Échapper à l’impôt : comment certains contribuables français y parviennent légalement

En France, ne pas payer d’impôt sur le revenu ne signifie pas nécessairement avoir recours à des pratiques frauduleuses. Plusieurs dispositifs fiscaux permettent effectivement de réduire son imposition, voire de ne rien payer, dans certaines conditions. Parmi les principaux bénéficiaires de ces mesures, on retrouve souvent les seniors, qui peuvent tirer parti de diverses exonérations fiscales.

EN BREF

  • Des millions de contribuables ne paient aucun impôt sur le revenu chaque année.
  • Les seniors peuvent bénéficier d’abattements et de crédits d’impôt spécifiques.
  • Des mesures permettent d’annuler totalement l’impôt dû sans irrégularités.

Chaque année, des millions de Français constatent qu’ils ne sont pas redevables de l’impôt sur le revenu. Cette situation peut découler de diverses raisons, notamment un niveau de revenus modeste ou l’application de dispositifs fiscaux prévus par la loi. Il existe même des régions où le non-paiement d’impôt est devenu une norme. Les abattements, crédits d’impôt, réductions d’impôt, et majorations de quotient familial peuvent réduire l’imposition à zéro, sans qu’il y ait la moindre erreur ou irrégularité.

Les personnes âgées, en particulier, bénéficient de plusieurs dispositifs visant à compenser la perte d’autonomie ou les dépenses liées à l’hébergement en établissement spécialisé. Par exemple, les contribuables de plus de 65 ans peuvent bénéficier d’un abattement sur leur revenu imposable, à condition que leurs ressources ne dépassent pas les plafonds fixés chaque année par l’administration fiscale. Cet abattement est appliqué automatiquement lors du calcul de l’impôt. Bien qu’il ne réduise pas directement l’impôt à régler, il peut suffire à annuler toute imposition.

Lorsqu’un couple remplit les conditions d’âge, cet abattement peut être majoré. De même, si l’un des conjoints détient une carte d’invalidité, il peut également bénéficier d’avantages fiscaux supplémentaires.

Le recours à des services d’aide à domicile, que ce soit par l’intermédiaire d’un salarié ou d’un organisme agréé, ouvre droit à un crédit d’impôt de 50 % des dépenses engagées, dans la limite des plafonds prévus par la loi. Fait intéressant, ce crédit d’impôt est accessible même aux non-imposables. Si le montant du crédit dépasse celui de l’impôt dû, l’administration fiscale rembourse la différence au contribuable. Pour de nombreux retraités, cela signifie qu’ils peuvent réduire leur impôt à zéro tout en recevant un remboursement partiel pour les dépenses engagées pour une aide à domicile.

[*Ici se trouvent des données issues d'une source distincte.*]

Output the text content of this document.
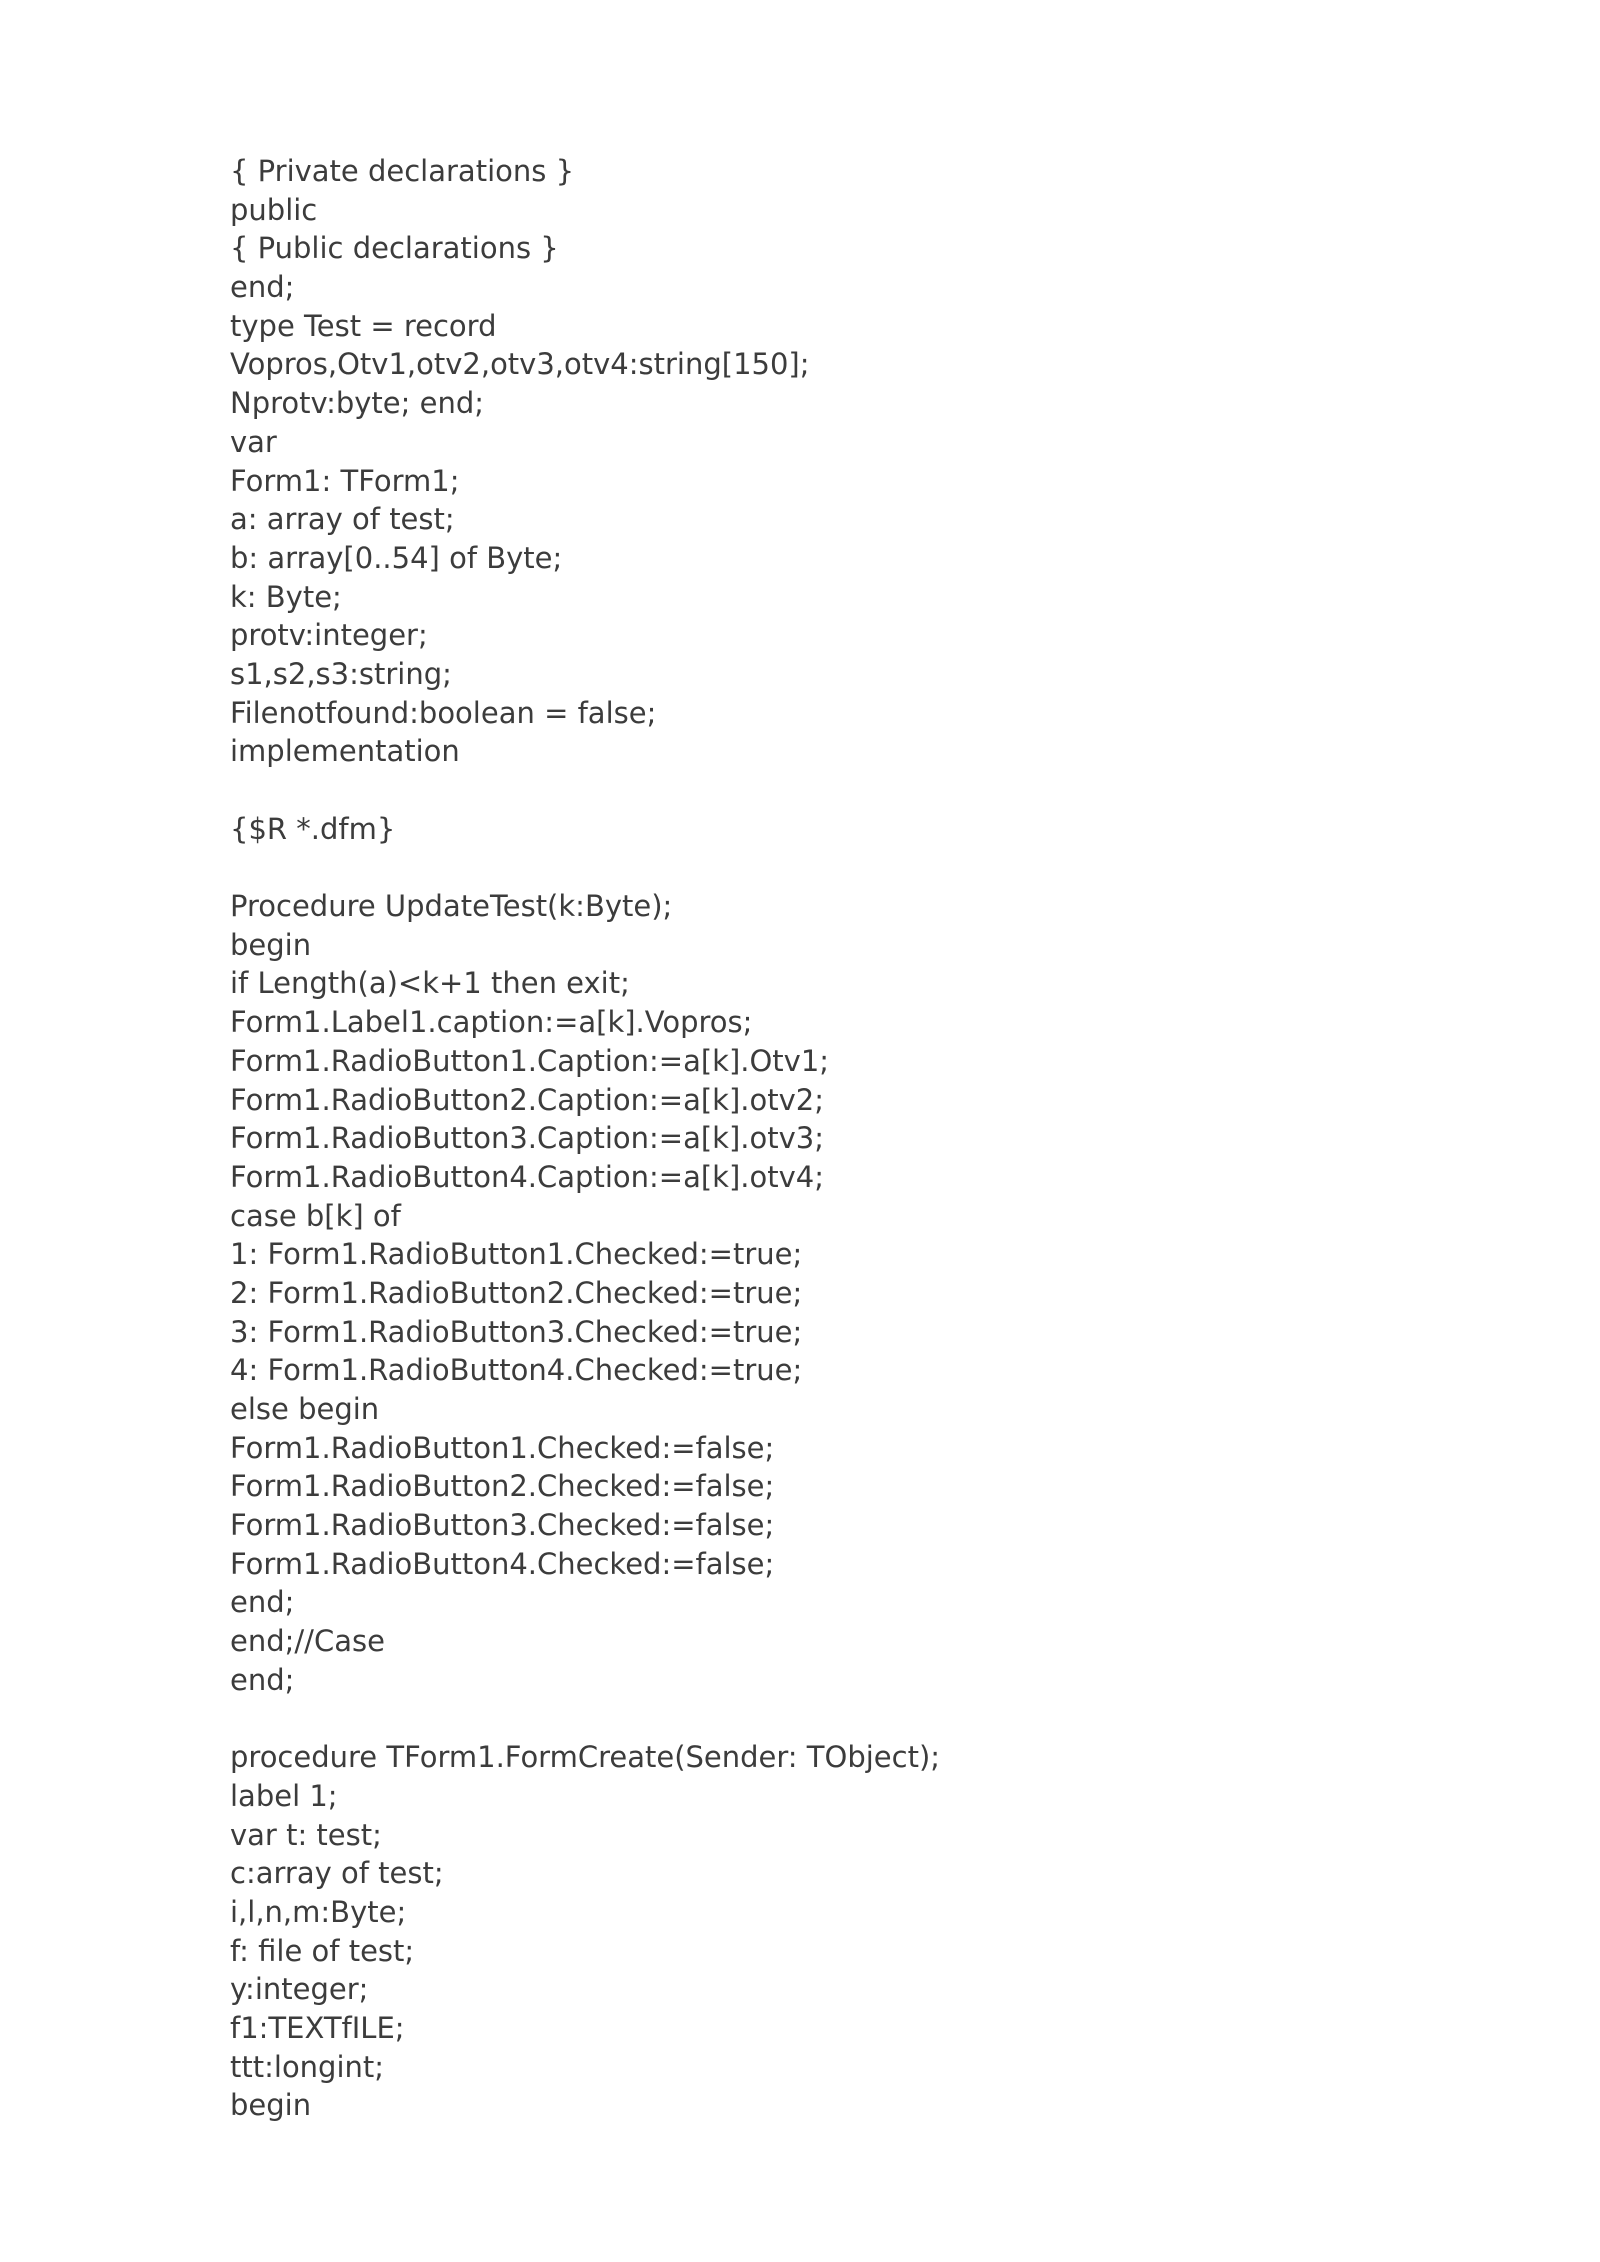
{ Private declarations }
public
{ Public declarations }
end;
type Test = record
Vopros,Otv1,otv2,otv3,otv4:string[150];
Nprotv:byte; end;
var
Form1: TForm1;
a: array of test;
b: array[0..54] of Byte;
k: Byte;
protv:integer;
s1,s2,s3:string;
Filenotfound:boolean = false;
implementation
{$R *.dfm}
Procedure UpdateTest(k:Byte);
begin
if Length(a)<k+1 then exit;
Form1.Label1.caption:=a[k].Vopros;
Form1.RadioButton1.Caption:=a[k].Otv1;
Form1.RadioButton2.Caption:=a[k].otv2;
Form1.RadioButton3.Caption:=a[k].otv3;
Form1.RadioButton4.Caption:=a[k].otv4;
case b[k] of
1: Form1.RadioButton1.Checked:=true;
2: Form1.RadioButton2.Checked:=true;
3: Form1.RadioButton3.Checked:=true;
4: Form1.RadioButton4.Checked:=true;
else begin
Form1.RadioButton1.Checked:=false;
Form1.RadioButton2.Checked:=false;
Form1.RadioButton3.Checked:=false;
Form1.RadioButton4.Checked:=false;
end;
end;//Case
end;
procedure TForm1.FormCreate(Sender: TObject);
label 1;
var t: test;
c:array of test;
i,l,n,m:Byte;
f: file of test;
y:integer;
f1:TEXTfILE;
ttt:longint;
begin
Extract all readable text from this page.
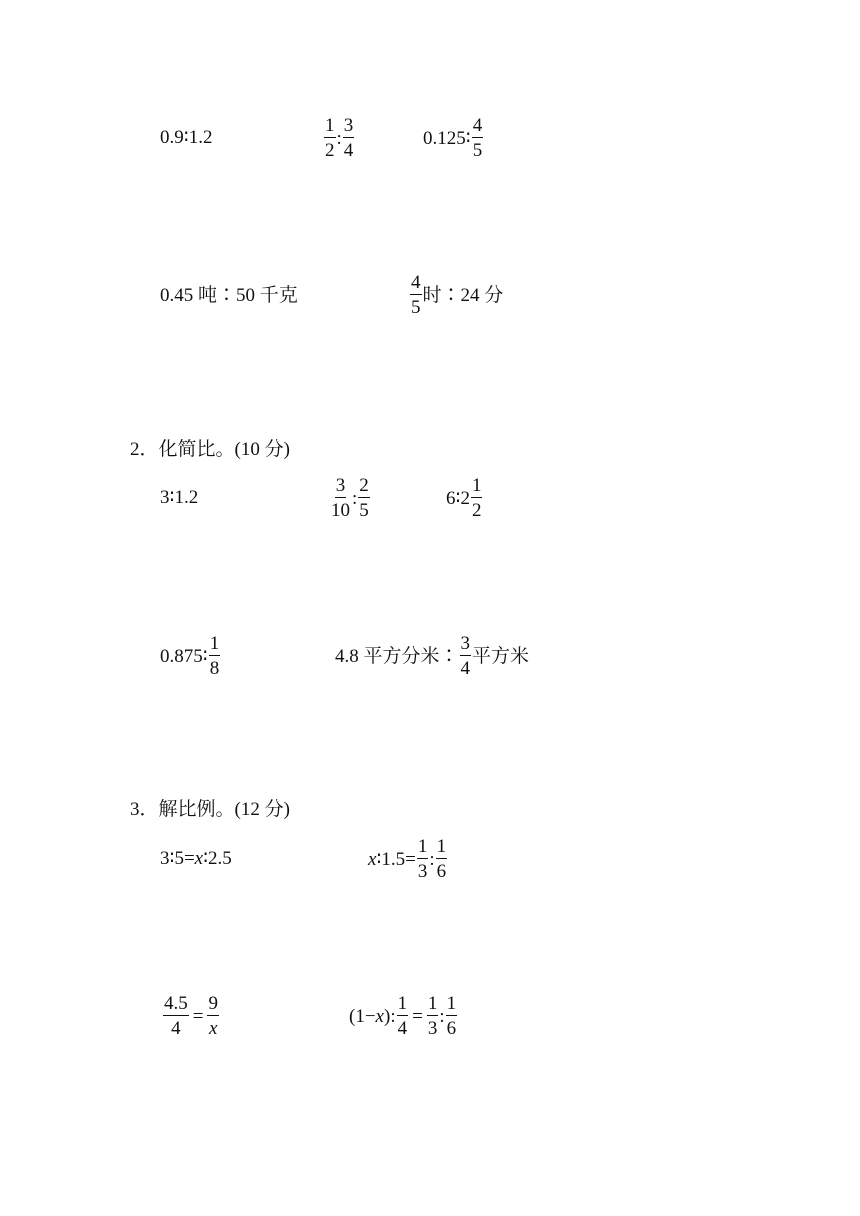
0.9∶1.2	$\frac{1}{2}$ : $\frac{3}{4}$	0.125∶ $\frac{4}{5}$
0.45 吨∶50 千克	$\frac{4}{5}$ 时∶24 分
2．化简比。(10 分)
3∶1.2	$\frac{3}{10}$ : $\frac{2}{5}$	6∶2 $\frac{1}{2}$
0.875∶ $\frac{1}{8}$	4.8 平方分米∶ $\frac{3}{4}$ 平方米
3．解比例。(12 分)
3∶5= x ∶2.5	x ∶1.5= $\frac{1}{3}$ : $\frac{1}{6}$
$\frac{4.5}{4} = \frac{9}{x}$	(1− x ) : $\frac{1}{4} = \frac{1}{3}$ : $\frac{1}{6}$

Les bénéficiaires de la Carte Mobilité Inclusion (CMI) avec mention d’invalidité ou les anciens titulaires d’une carte d’invalidité profitent également de mesures fiscales favorables. Ils peuvent obtenir une demi-part supplémentaire pour le calcul de l’impôt sur le revenu, ainsi qu’un abattement sous certaines conditions. Ces avantages sont conçus pour compenser les charges financières liées au handicap et, associés à d’autres dispositifs, peuvent aboutir à une absence totale d’impôt sur le revenu.

Les personnes hébergées dans un Établissement d’Hébergement pour Personnes Âgées Dépendantes (EHPAD) ont également accès à des réductions d’impôt. Elles peuvent bénéficier d’une réduction équivalente à 25 % des dépenses engagées pour l’hébergement et la dépendance, avec un plafond de 10 000 euros par personne. Ainsi, l’avantage fiscal maximal peut atteindre 2 500 euros par an. Contrairement au crédit d’impôt, cette réduction ne donne pas lieu à remboursement si son montant dépasse l’impôt dû.

Les dépenses liées à l’adaptation d’un logement pour tenir compte de la perte d’autonomie ou du handicap peuvent également donner droit à un crédit d’impôt, sous réserve de respecter des conditions de ressources. Les installations comme une douche de plain-pied, des barres d’appui ou un monte-escalier peuvent être partiellement financées par l’État grâce à cet avantage fiscal.

Il convient de noter que les différents dispositifs fiscaux ne se cumulent pas systématiquement. Un retraité de plus de 65 ans peut, par exemple, bénéficier d’un abattement sur son revenu imposable tout en profitant de crédits d’impôt pour l’emploi d’une aide à domicile ou d’une réduction liée aux frais d’EHPAD. Toutefois, certaines règles limitent les cumuls pour éviter un double avantage sur une même situation. Avant de remplir sa déclaration, il est donc conseillé de vérifier les conditions applicables ou de solliciter des conseils auprès de sa caisse de retraite ou de l’administration fiscale afin de maximiser les dispositifs auxquels on peut prétendre.